The police struggled to find anyone who would claim that the three boys actually were well acquainted, finally turning up one witnesss, despite that Miskelley really only knew the other two boys through school and wasn't friends with them. Additionally, they found a witness that could put at least one of the boys near the scene of the crime near after the time of the murder. And, to the benefit of the prosecution, some children even stepped forward claiming that the boys had confessed to the killings afterwards. All of these testimonies were riddled with problems and strained credibility, but they were persuasive to a jury eager to convict the boys.
But most of the case relied on the fact that Echols was a devotee of neo-paganism, being interested in the Wicca, and the other boys were at least tangentially connected with such practices. The police had initially believed that the case appeared strongly to indicate satanic ritual killing. The charge that this was part of a Satanic ritual caught on in the religiously conservative West Memphis, especially since this was a time when the moral panic over Satanic Ritual Abuse was still hot concern in some corners of the country. The whole panic over Satanic Ritual Abuse eventually died down as investigators started to realize that probably all reported cases of it were due to urban legend and hearsay or "memories" falsely recovered under hypnosis. In other words, despite that the prosecution even brought in a witness at the trial who claimed to be an expert on Satanic Ritual Abuse, the whole thing was hogwash and the expert was worse than ignorant.
Nonetheless, despite an absence of evidence, the boys were convicted, probably mostly due to their perceived association with satanism (they weren't satanists, but the prosecution went to great lengths to demonstrate this, with evidence such as their tendency to wear black and listen to heavy metal) and neo-paganism.
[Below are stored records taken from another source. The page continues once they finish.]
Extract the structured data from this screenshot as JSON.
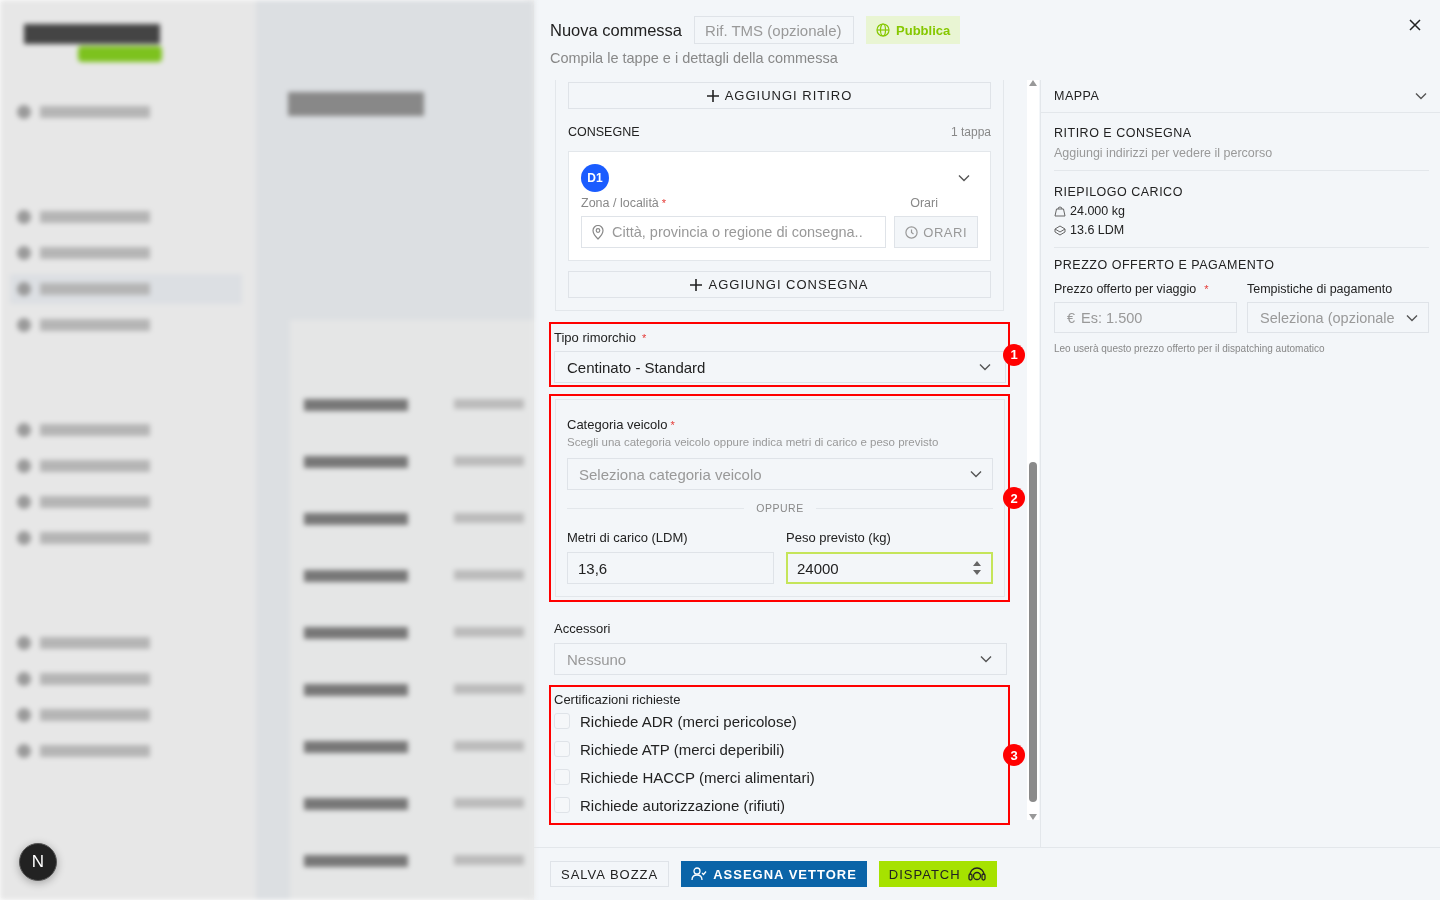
{
  "drawer": {
    "title": "Nuova commessa",
    "tms_field": {
      "placeholder": "Rif. TMS (opzionale)"
    },
    "publish_badge": "Pubblica",
    "subtitle": "Compila le tappe e i dettagli della commessa"
  },
  "stops": {
    "add_pickup": "AGGIUNGI RITIRO",
    "deliveries_title": "CONSEGNE",
    "deliveries_count": "1 tappa",
    "deliveries": [
      {
        "badge": "D1",
        "zone_label": "Zona / località",
        "required_mark": "*",
        "zone_placeholder": "Città, provincia o regione di consegna..",
        "hours_label": "Orari",
        "hours_button": "ORARI"
      }
    ],
    "add_delivery": "AGGIUNGI CONSEGNA"
  },
  "trailer": {
    "label": "Tipo rimorchio",
    "required_mark": "*",
    "value": "Centinato - Standard",
    "annotation": "1"
  },
  "vehicle": {
    "label": "Categoria veicolo",
    "required_mark": "*",
    "hint": "Scegli una categoria veicolo oppure indica metri di carico e peso previsto",
    "placeholder": "Seleziona categoria veicolo",
    "divider": "OPPURE",
    "ldm": {
      "label": "Metri di carico (LDM)",
      "value": "13,6"
    },
    "weight": {
      "label": "Peso previsto (kg)",
      "value": "24000",
      "focused": true
    },
    "annotation": "2"
  },
  "accessories": {
    "label": "Accessori",
    "placeholder": "Nessuno"
  },
  "certifications": {
    "title": "Certificazioni richieste",
    "annotation": "3",
    "options": [
      {
        "label": "Richiede ADR (merci pericolose)",
        "checked": false
      },
      {
        "label": "Richiede ATP (merci deperibili)",
        "checked": false
      },
      {
        "label": "Richiede HACCP (merci alimentari)",
        "checked": false
      },
      {
        "label": "Richiede autorizzazione (rifiuti)",
        "checked": false
      }
    ]
  },
  "summary": {
    "map_title": "MAPPA",
    "route": {
      "title": "RITIRO E CONSEGNA",
      "hint": "Aggiungi indirizzi per vedere il percorso"
    },
    "load": {
      "title": "RIEPILOGO CARICO",
      "weight": "24.000 kg",
      "ldm": "13.6 LDM"
    },
    "price": {
      "title": "PREZZO OFFERTO E PAGAMENTO",
      "price_label": "Prezzo offerto per viaggio",
      "required_mark": "*",
      "currency": "€",
      "price_placeholder": "Es: 1.500",
      "terms_label": "Tempistiche di pagamento",
      "terms_placeholder": "Seleziona (opzionale",
      "note": "Leo userà questo prezzo offerto per il dispatching automatico"
    }
  },
  "footer": {
    "buttons": [
      {
        "label": "SALVA BOZZA",
        "kind": "outline"
      },
      {
        "label": "ASSEGNA VETTORE",
        "kind": "primary"
      },
      {
        "label": "DISPATCH",
        "kind": "accent"
      }
    ]
  },
  "dev_badge": "N"
}
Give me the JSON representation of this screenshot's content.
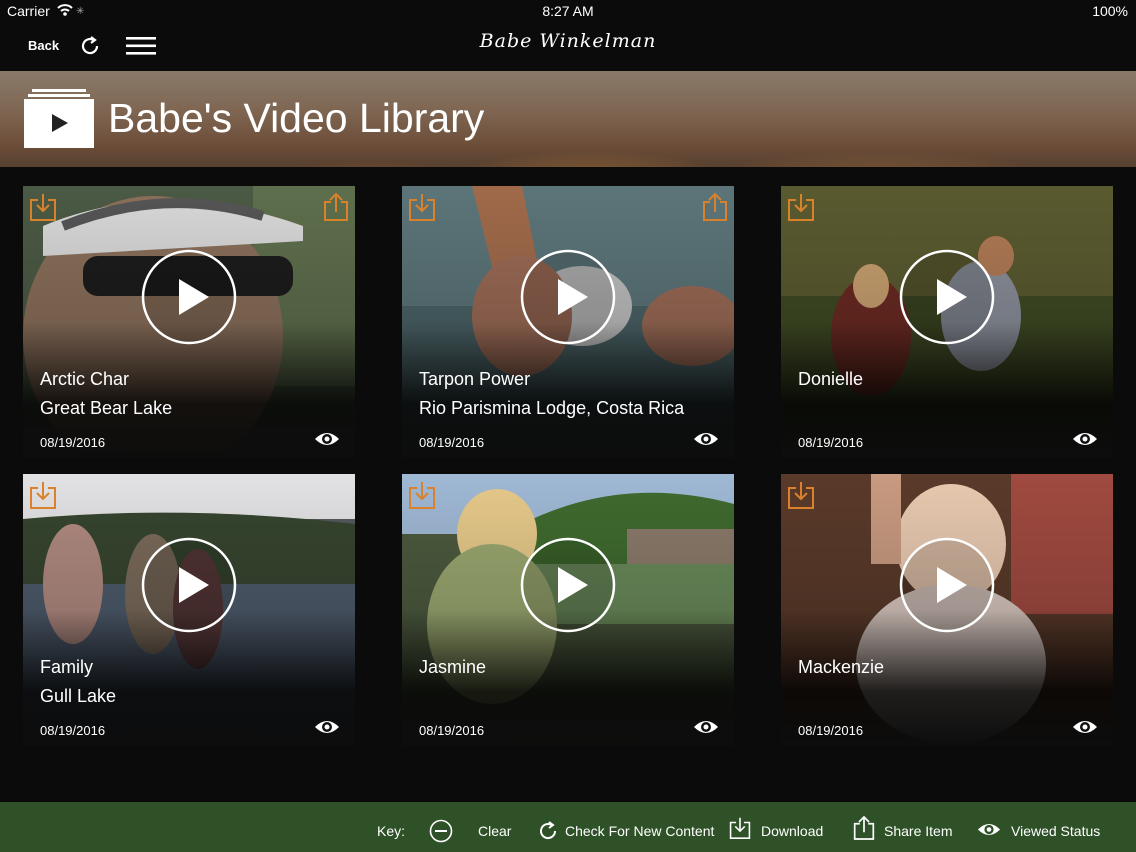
{
  "status": {
    "carrier": "Carrier",
    "time": "8:27 AM",
    "battery": "100%"
  },
  "nav": {
    "back_label": "Back",
    "brand": "Babe Winkelman"
  },
  "banner": {
    "title": "Babe's Video Library"
  },
  "videos": [
    {
      "title": "Arctic Char",
      "subtitle": "Great Bear Lake",
      "date": "08/19/2016",
      "has_share": true
    },
    {
      "title": "Tarpon Power",
      "subtitle": "Rio Parismina Lodge, Costa Rica",
      "date": "08/19/2016",
      "has_share": true
    },
    {
      "title": "Donielle",
      "subtitle": "",
      "date": "08/19/2016",
      "has_share": false
    },
    {
      "title": "Family",
      "subtitle": "Gull Lake",
      "date": "08/19/2016",
      "has_share": false
    },
    {
      "title": "Jasmine",
      "subtitle": "",
      "date": "08/19/2016",
      "has_share": false
    },
    {
      "title": "Mackenzie",
      "subtitle": "",
      "date": "08/19/2016",
      "has_share": false
    }
  ],
  "footer": {
    "key_label": "Key:",
    "clear_label": "Clear",
    "check_label": "Check For New Content",
    "download_label": "Download",
    "share_label": "Share Item",
    "viewed_label": "Viewed Status"
  },
  "colors": {
    "accent_orange": "#d9822b",
    "footer_green": "#2e5128",
    "background": "#0b0b0b"
  }
}
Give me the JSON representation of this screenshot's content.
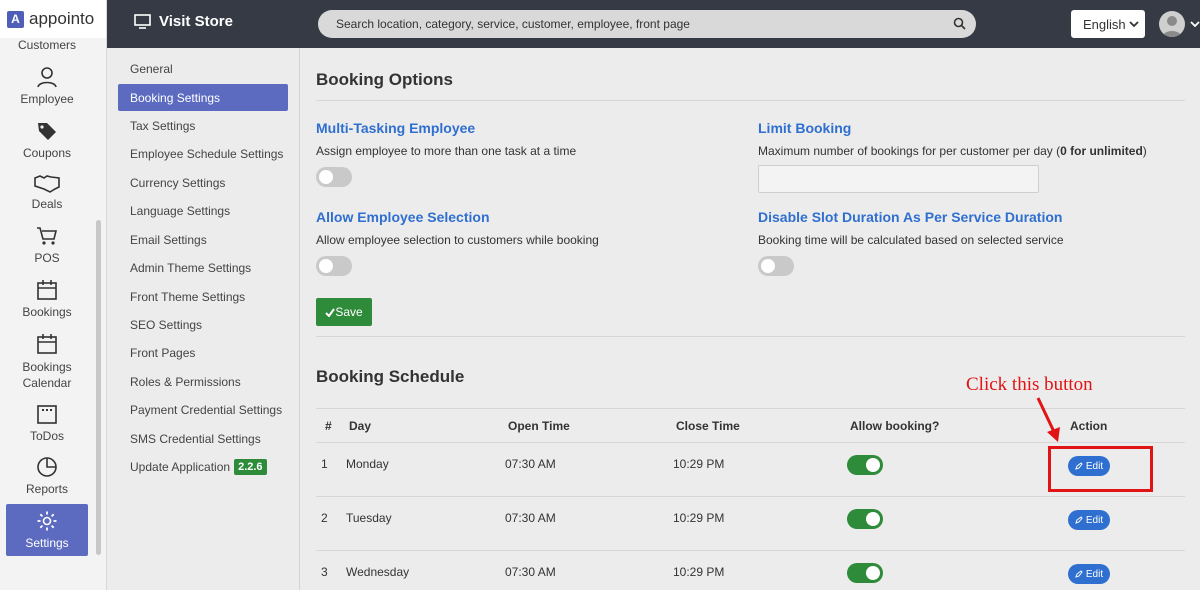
{
  "brand": {
    "name": "appointo",
    "logo_letter": "A"
  },
  "rail": {
    "items": [
      {
        "label": "Customers",
        "icon": "customers-icon"
      },
      {
        "label": "Employee",
        "icon": "user-icon"
      },
      {
        "label": "Coupons",
        "icon": "tag-icon"
      },
      {
        "label": "Deals",
        "icon": "handshake-icon"
      },
      {
        "label": "POS",
        "icon": "cart-icon"
      },
      {
        "label": "Bookings",
        "icon": "calendar-icon"
      },
      {
        "label": "Bookings Calendar",
        "icon": "calendar-icon"
      },
      {
        "label": "ToDos",
        "icon": "calendar-grid-icon"
      },
      {
        "label": "Reports",
        "icon": "pie-chart-icon"
      },
      {
        "label": "Settings",
        "icon": "gear-icon"
      }
    ]
  },
  "topbar": {
    "visit_store": "Visit Store",
    "search_placeholder": "Search location, category, service, customer, employee, front page",
    "language": "English"
  },
  "submenu": {
    "items": [
      "General",
      "Booking Settings",
      "Tax Settings",
      "Employee Schedule Settings",
      "Currency Settings",
      "Language Settings",
      "Email Settings",
      "Admin Theme Settings",
      "Front Theme Settings",
      "SEO Settings",
      "Front Pages",
      "Roles & Permissions",
      "Payment Credential Settings",
      "SMS Credential Settings",
      "Update Application"
    ],
    "version": "2.2.6"
  },
  "booking_options": {
    "title": "Booking Options",
    "multi_tasking": {
      "title": "Multi-Tasking Employee",
      "desc": "Assign employee to more than one task at a time"
    },
    "limit_booking": {
      "title": "Limit Booking",
      "desc_prefix": "Maximum number of bookings for per customer per day (",
      "desc_bold": "0 for unlimited",
      "desc_suffix": ")",
      "value": ""
    },
    "allow_selection": {
      "title": "Allow Employee Selection",
      "desc": "Allow employee selection to customers while booking"
    },
    "disable_slot": {
      "title": "Disable Slot Duration As Per Service Duration",
      "desc": "Booking time will be calculated based on selected service"
    },
    "save_label": "Save"
  },
  "schedule": {
    "title": "Booking Schedule",
    "headers": {
      "num": "#",
      "day": "Day",
      "open": "Open Time",
      "close": "Close Time",
      "allow": "Allow booking?",
      "action": "Action"
    },
    "rows": [
      {
        "num": "1",
        "day": "Monday",
        "open": "07:30 AM",
        "close": "10:29 PM",
        "edit": "Edit"
      },
      {
        "num": "2",
        "day": "Tuesday",
        "open": "07:30 AM",
        "close": "10:29 PM",
        "edit": "Edit"
      },
      {
        "num": "3",
        "day": "Wednesday",
        "open": "07:30 AM",
        "close": "10:29 PM",
        "edit": "Edit"
      }
    ]
  },
  "annotation": {
    "text": "Click this button",
    "color": "#e01414"
  },
  "colors": {
    "accent": "#5c6bc0",
    "topbar": "#353a45",
    "success": "#2e8b3a",
    "link": "#2f6fd0"
  }
}
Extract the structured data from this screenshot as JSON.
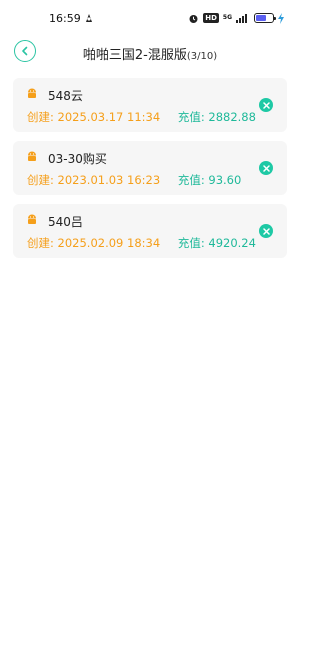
{
  "status_bar": {
    "time": "16:59",
    "hd_badge": "HD",
    "network": "5G",
    "battery_level": 0.6,
    "colors": {
      "battery": "#5b5ff0",
      "charging": "#2d9cdb"
    },
    "icons": [
      "notification-app-icon",
      "alarm-icon",
      "hd-badge",
      "signal-icon",
      "battery-icon",
      "charging-bolt-icon"
    ]
  },
  "header": {
    "title": "啪啪三国2-混服版",
    "count": "(3/10)",
    "back_icon": "chevron-left-circle-icon",
    "accent_color": "#2bc4a3"
  },
  "accounts": [
    {
      "name": "548云",
      "created_label": "创建:",
      "created_at": "2025.03.17 11:34",
      "recharge_label": "充值:",
      "recharge": "2882.88"
    },
    {
      "name": "03-30购买",
      "created_label": "创建:",
      "created_at": "2023.01.03 16:23",
      "recharge_label": "充值:",
      "recharge": "93.60"
    },
    {
      "name": "540吕",
      "created_label": "创建:",
      "created_at": "2025.02.09 18:34",
      "recharge_label": "充值:",
      "recharge": "4920.24"
    }
  ],
  "colors": {
    "created": "#f59f1a",
    "recharge": "#1fb99a",
    "delete_button": "#1ec9a5",
    "android_icon": "#f59f1a",
    "card_background": "#f6f6f6"
  }
}
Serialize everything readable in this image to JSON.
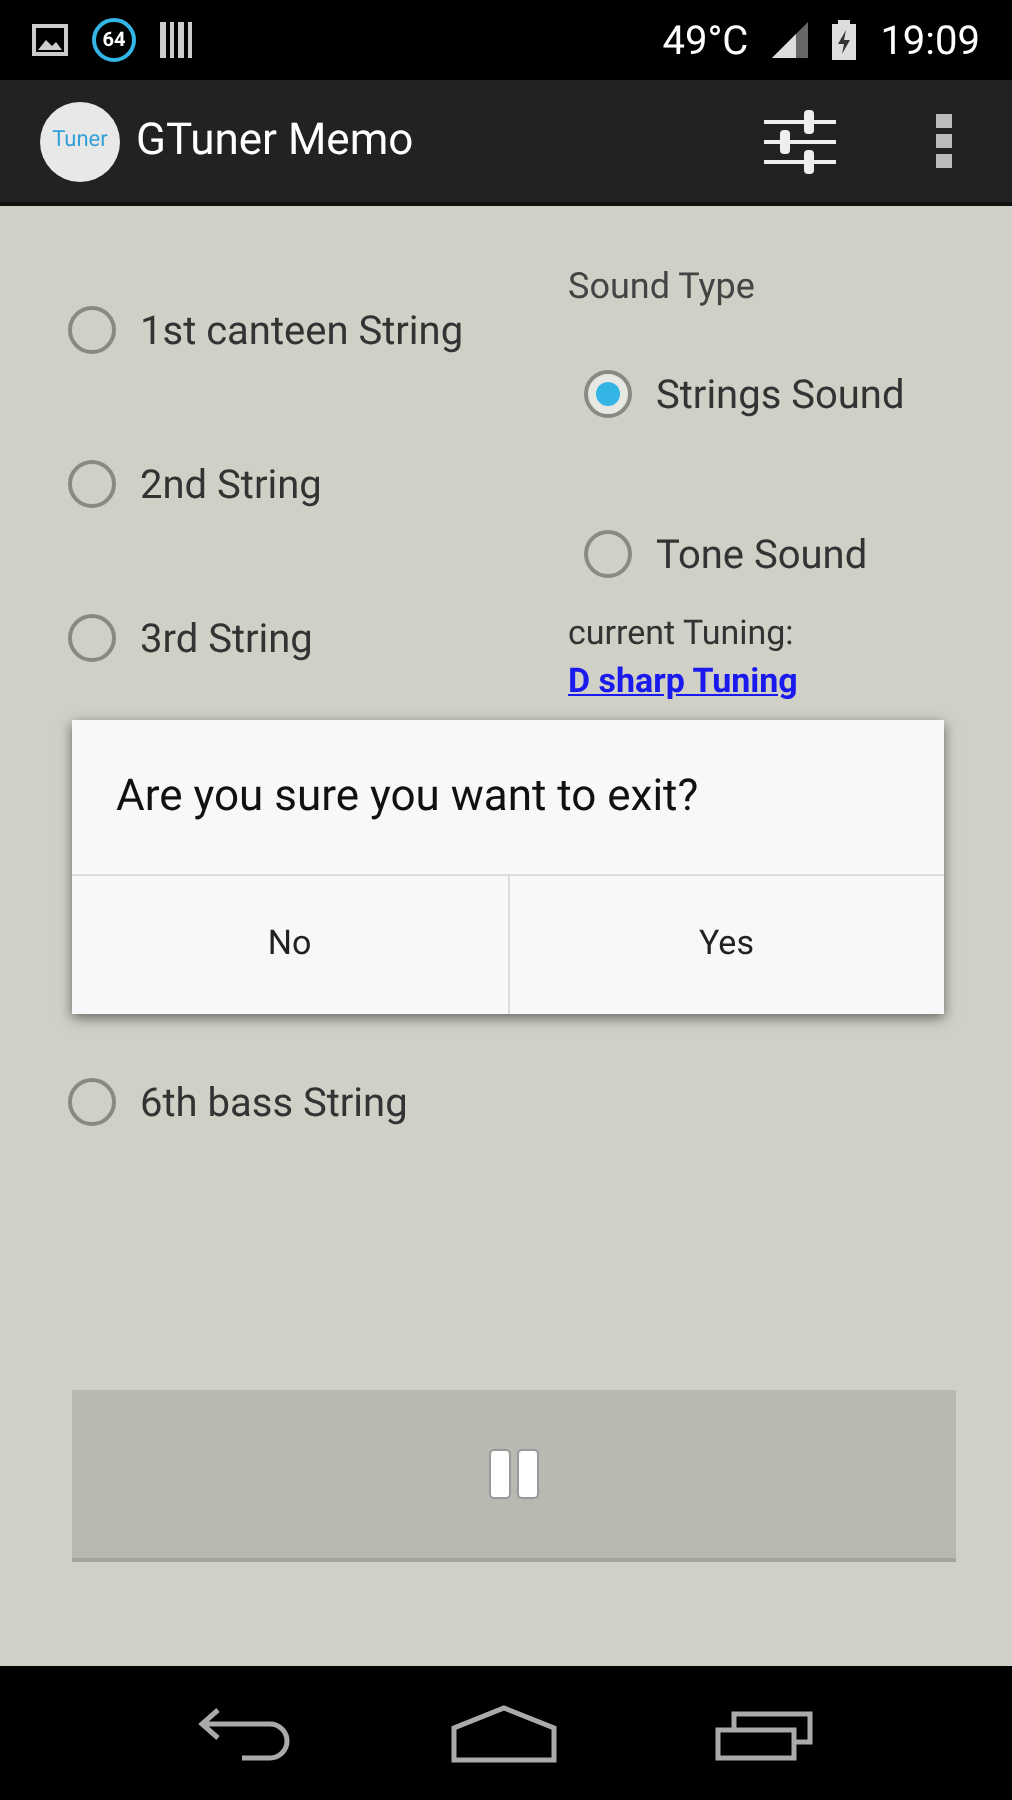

The case seems similar to other cases of high-profile killings where pressure from the public has led police to follow highly dubious evidence in order to get a conviction, no matter the strength of the evidence, such as in the cases of William Heirens, The Boston Strangler and the Monster of Florence.
Finally, in 2007 DNA evidence from the victims was failed to connect any of the boys with the crime and the case was scheduled to be retried in light of this new evidence. In light of such an upcoming trial, this new deal has been struck. The boys have pleaded to a lesser crime, which will get them released immediately, but doesn't exonerate them. The boys will surely continue to fight for complete exoneration, but at least they can now do so from outside of a jail cell. Though at this point it's hard to see how such a miscarriage of justice can be reversed: the boys have sat in jail for far too long, and the true murderer or murderers may no longer be discoverable.